Il demeurait immobile, les bras croisés, les yeux au ciel, l’esprit trop agité pour réfléchir encore. Il sentait seulement en lui fermenter cette rancune et grossir cette colère qui couvent au cœur de tous les mâles devant les caprices du désir féminin. Il sentait pour la première fois cette angoisse confuse de l’époux qui soupçonne ! Il était jaloux enfin, jaloux pour le mort, jaloux pour le compte de Forestier ! jaloux d’une étrange et poignante façon, où entrait subitement de la haine contre Madeleine.
Puisqu’elle avait trompé l’autre, comment pourrait-il avoir confiance en elle, lui !
Puis, peu à peu, une espèce de calme se fit en son esprit, et se roidissant contre sa souffrance, il pensa : « Toutes les femmes sont des filles, il faut s’en servir et ne rien leur donner de soi. »
L’amertume de son cœur lui montait aux lèvres en paroles de mépris et de dégoût. Il ne les laissa point s’épandre cependant. Il se répétait : « Le monde est aux forts. Il faut être fort. Il faut être au-dessus de tout. »
La voiture allait plus vite. Elle repassa les fortifications.
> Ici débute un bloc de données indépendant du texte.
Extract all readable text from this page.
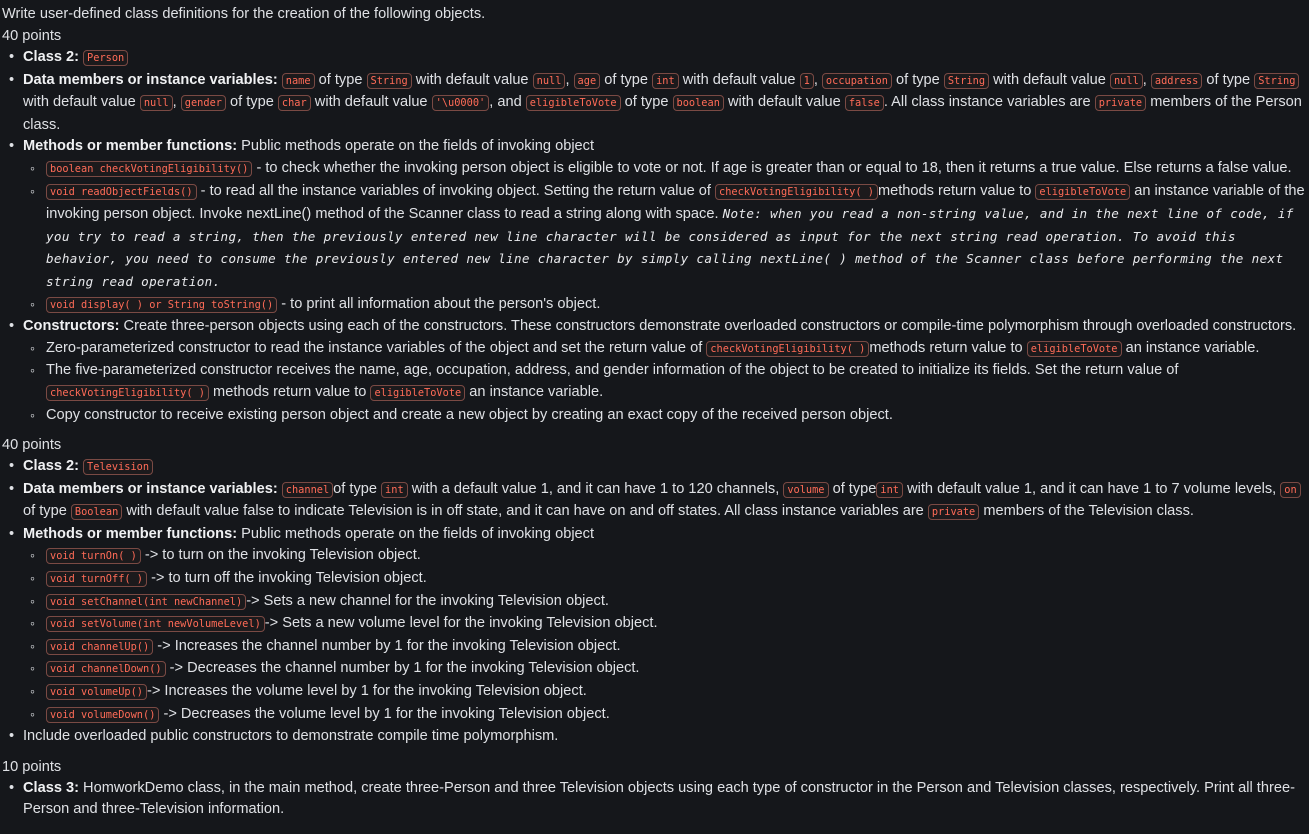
Write user-defined class definitions for the creation of the following objects.

40 points

• Class 2: Person
• Data members or instance variables: name of type String with default value null , age of type int with default value 1 , occupation of type String with default value null , address of type String with default value null , gender of type char with default value '\u0000' , and eligibleToVote of type boolean with default value false . All class instance variables are private members of the Person class.
• Methods or member functions: Public methods operate on the fields of invoking object
◦ boolean checkVotingEligibility() - to check whether the invoking person object is eligible to vote or not. If age is greater than or equal to 18, then it returns a true value. Else returns a false value.
◦ void readObjectFields() - to read all the instance variables of invoking object. Setting the return value of checkVotingEligibility( ) methods return value to eligibleToVote an instance variable of the invoking person object. Invoke nextLine() method of the Scanner class to read a string along with space. Note: when you read a non-string value, and in the next line of code, if you try to read a string, then the previously entered new line character will be considered as input for the next string read operation. To avoid this behavior, you need to consume the previously entered new line character by simply calling nextLine( ) method of the Scanner class before performing the next string read operation.
◦ void display( ) or String toString() - to print all information about the person's object.
• Constructors: Create three-person objects using each of the constructors. These constructors demonstrate overloaded constructors or compile-time polymorphism through overloaded constructors.
◦ Zero-parameterized constructor to read the instance variables of the object and set the return value of checkVotingEligibility( ) methods return value to eligibleToVote an instance variable.
◦ The five-parameterized constructor receives the name, age, occupation, address, and gender information of the object to be created to initialize its fields. Set the return value of checkVotingEligibility( ) methods return value to eligibleToVote an instance variable.
◦ Copy constructor to receive existing person object and create a new object by creating an exact copy of the received person object.

40 points

• Class 2: Television
• Data members or instance variables: channel of type int with a default value 1, and it can have 1 to 120 channels, volume of type int with default value 1, and it can have 1 to 7 volume levels, on of type Boolean with default value false to indicate Television is in off state, and it can have on and off states. All class instance variables are private members of the Television class.
• Methods or member functions: Public methods operate on the fields of invoking object
◦ void turnOn( ) -> to turn on the invoking Television object.
◦ void turnOff( ) -> to turn off the invoking Television object.
◦ void setChannel(int newChannel) -> Sets a new channel for the invoking Television object.
◦ void setVolume(int newVolumeLevel) -> Sets a new volume level for the invoking Television object.
◦ void channelUp() -> Increases the channel number by 1 for the invoking Television object.
◦ void channelDown() -> Decreases the channel number by 1 for the invoking Television object.
◦ void volumeUp() -> Increases the volume level by 1 for the invoking Television object.
◦ void volumeDown() -> Decreases the volume level by 1 for the invoking Television object.
• Include overloaded public constructors to demonstrate compile time polymorphism.

10 points

• Class 3: HomworkDemo class, in the main method, create three-Person and three Television objects using each type of constructor in the Person and Television classes, respectively. Print all three-Person and three-Television information.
Du Roy regardait devant lui une clarté rougeâtre dans le ciel, pareille à une lueur de forge démesurée ; et il entendait une rumeur confuse, immense, continue, faite de bruits innombrables et différents, une rumeur sourde, proche, lointaine, une vague et énorme palpitation de vie, le souffle de Paris respirant, dans cette nuit d’été, comme un colosse épuisé de fatigue.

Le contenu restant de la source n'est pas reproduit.